老陆点点头。
齐家大祖道:“我与林宸这一战,是我们双方私人恩怨的累积,不涉及齐家与天道教之间的关系。齐家对天道教,并无敌意,希望陆先生知晓。”
陆先生哦了一声,明白了对方来意,下意识看了眼沈煜。
沈煜抬头,瞥了眼齐家大祖,道:“你不用担心惹了我,会遭到天道教的报复。首先我在教内没那么大的影响力,我又不是天道教的太子爷,福祸自担;其次,天道教也不是你们齐家,打了小的来了老的,没完没了的纠缠不休;所以老齐你可以放心,这一战,就是你和我之间的事情。”
齐家大祖嘴角抽了抽,看向沈煜的眼神再次冷了几分。这小畜生讲话是真气人,句句都往他肺管子上戳。
“行,这话是你亲口说的!齐家和天道教向来井水不犯河水……”
“行了行了,别往自己脸上贴金了,没事儿给自己加什么戏啊?就你家那点体量,和天道教比什么?你配吗?还有,你没必要担心那么多,这场战斗过后,你就死了。一个死人操心那么多活人的事情做什么?”
沈煜说得风轻云淡,齐家大祖却是再次被气得七窍生烟。都没跟陆先生打招呼,面色铁青地拂袖而去。
太真仙子噗嗤一笑,看着沈煜:“林道友你这张嘴,也是真毒,”旋即笑容一敛,柔声提醒,“我不是想要落你的士气,齐家大祖这人没那么简单。他当年跟你们天道教出来那位韩归韩老祖的一战,虽然没赢,却也并未输得很难看。”
陆先生也道:“齐家有几件非常厉害的法器,斩仙刀只是其中之一,另外还有一个青金葫芦、一口开天剑。而这齐家大祖,就是一个以剑道闻名的大能。你的特点是近战,他却未必会给你近身的机会。”
关于齐家大祖和齐家的信息,沈煜之前就已经在韩归那获悉不少。作为当年跟齐家打过的人,韩归对他们的了解要更深。
所以他此刻只是微笑着点点头,并未多说什么。
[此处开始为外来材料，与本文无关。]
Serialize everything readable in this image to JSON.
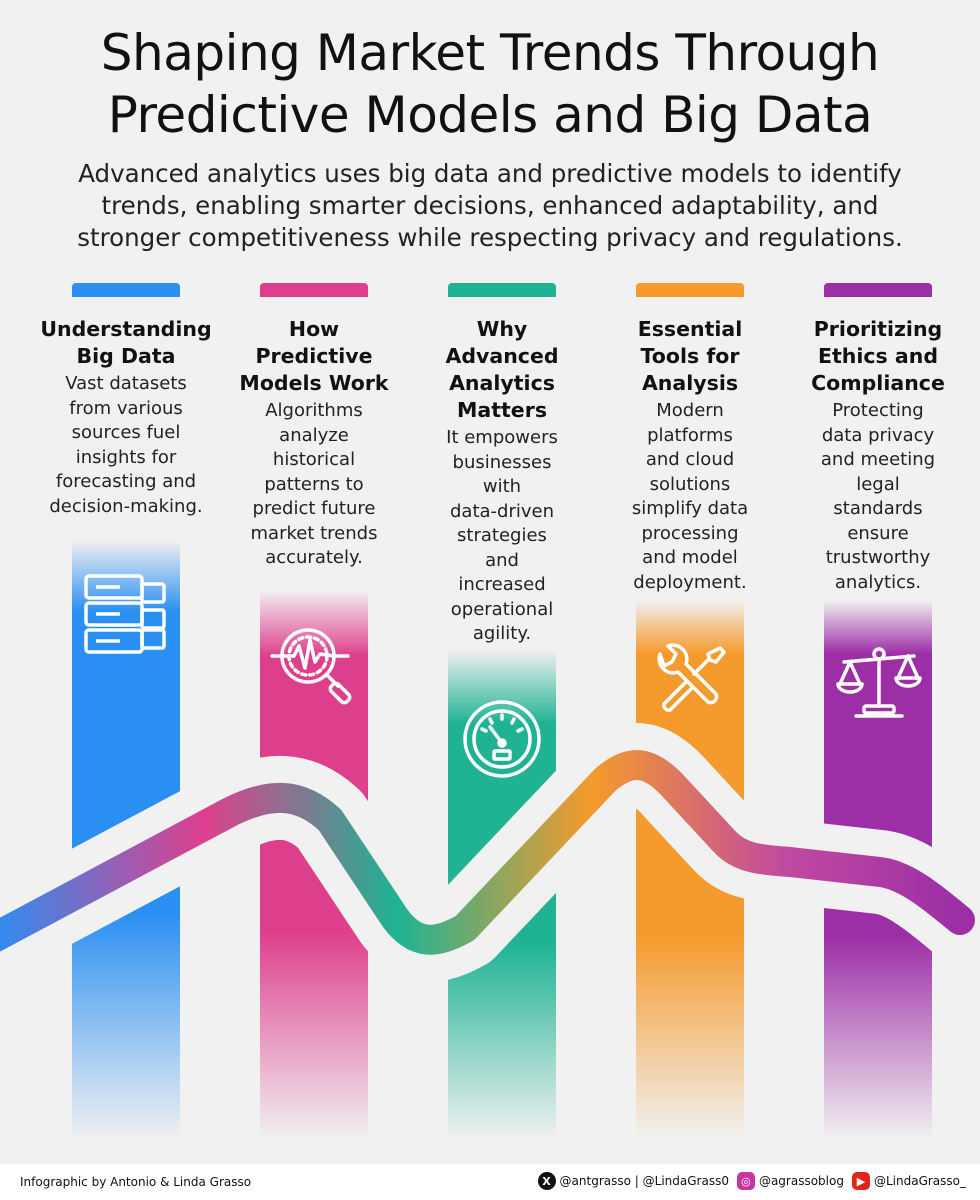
{
  "header": {
    "title_line1": "Shaping Market Trends Through",
    "title_line2": "Predictive Models and Big Data",
    "subtitle_line1": "Advanced analytics uses big data and predictive models to identify",
    "subtitle_line2": "trends, enabling smarter decisions, enhanced adaptability, and",
    "subtitle_line3": "stronger competitiveness while respecting privacy and regulations."
  },
  "columns": [
    {
      "title_lines": [
        "Understanding",
        "Big Data"
      ],
      "body_lines": [
        "Vast datasets",
        "from various",
        "sources fuel",
        "insights for",
        "forecasting and",
        "decision-making."
      ],
      "color": "#2a8ff2",
      "icon": "database-server-icon"
    },
    {
      "title_lines": [
        "How",
        "Predictive",
        "Models Work"
      ],
      "body_lines": [
        "Algorithms",
        "analyze",
        "historical",
        "patterns to",
        "predict future",
        "market trends",
        "accurately."
      ],
      "color": "#de3f8c",
      "icon": "magnifier-pulse-icon"
    },
    {
      "title_lines": [
        "Why",
        "Advanced",
        "Analytics",
        "Matters"
      ],
      "body_lines": [
        "It empowers",
        "businesses",
        "with",
        "data-driven",
        "strategies",
        "and",
        "increased",
        "operational",
        "agility."
      ],
      "color": "#1fb394",
      "icon": "speedometer-gauge-icon"
    },
    {
      "title_lines": [
        "Essential",
        "Tools for",
        "Analysis"
      ],
      "body_lines": [
        "Modern",
        "platforms",
        "and cloud",
        "solutions",
        "simplify data",
        "processing",
        "and model",
        "deployment."
      ],
      "color": "#f59a2c",
      "icon": "wrench-screwdriver-icon"
    },
    {
      "title_lines": [
        "Prioritizing",
        "Ethics and",
        "Compliance"
      ],
      "body_lines": [
        "Protecting",
        "data privacy",
        "and meeting",
        "legal",
        "standards",
        "ensure",
        "trustworthy",
        "analytics."
      ],
      "color": "#9c2ea6",
      "icon": "balance-scale-icon"
    }
  ],
  "footer": {
    "credit": "Infographic by Antonio & Linda Grasso",
    "x_handle": "@antgrasso | @LindaGrass0",
    "instagram_handle": "@agrassoblog",
    "youtube_handle": "@LindaGrasso_"
  }
}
内心深处想的,更多是他需要在这场战斗中露出多少底牌。
老齐怎么想的,他并不在意,这一战对他来说,是一场立威之战!
就像想要在铜锣湾成为扛把子,干掉一个大名鼎鼎的“老大”,是第一步。
其实就连过来喝茶,都是太真仙子提议,目的自然也是希望天道教这个林宸背后的最大靠山,能提供一些支持。
就算没有什么实质性的行动,至少站台助威总没问题吧?
这个当然是没问题的,即便她不拉着沈煜过来找老陆,老陆也会带人过去。
而且不止是老陆,这场战斗,还有重量级的“嘉宾”,亲临现场!
……
两日后。
中午。
太玄岛东三千里外的海面上方,聚集着大量的各族强者。
有巨大法舟虚空横陈,也有多年不出现的强大修士骑着凶猛妖兽,甚至还有可以漂浮在虚空的巨大宫殿!
此刻,那座雕梁画栋、美轮美奂的宫殿最高处,一群人正一边喝茶,一边等待着开始。
从清秀少年化作老者形象的韩归,正跟一个须发皆白,体态微胖的老者谈笑风生。
“韩道友多年未见,状态还是这么好,感觉你身上这场域波动……莫不是已经触摸到金仙门槛了?”
微胖老者长相看着就喜庆,穿的更喜庆,鲜红的袍子,一般人绝对驾驭不住,在他身上却莫名给人一种和谐。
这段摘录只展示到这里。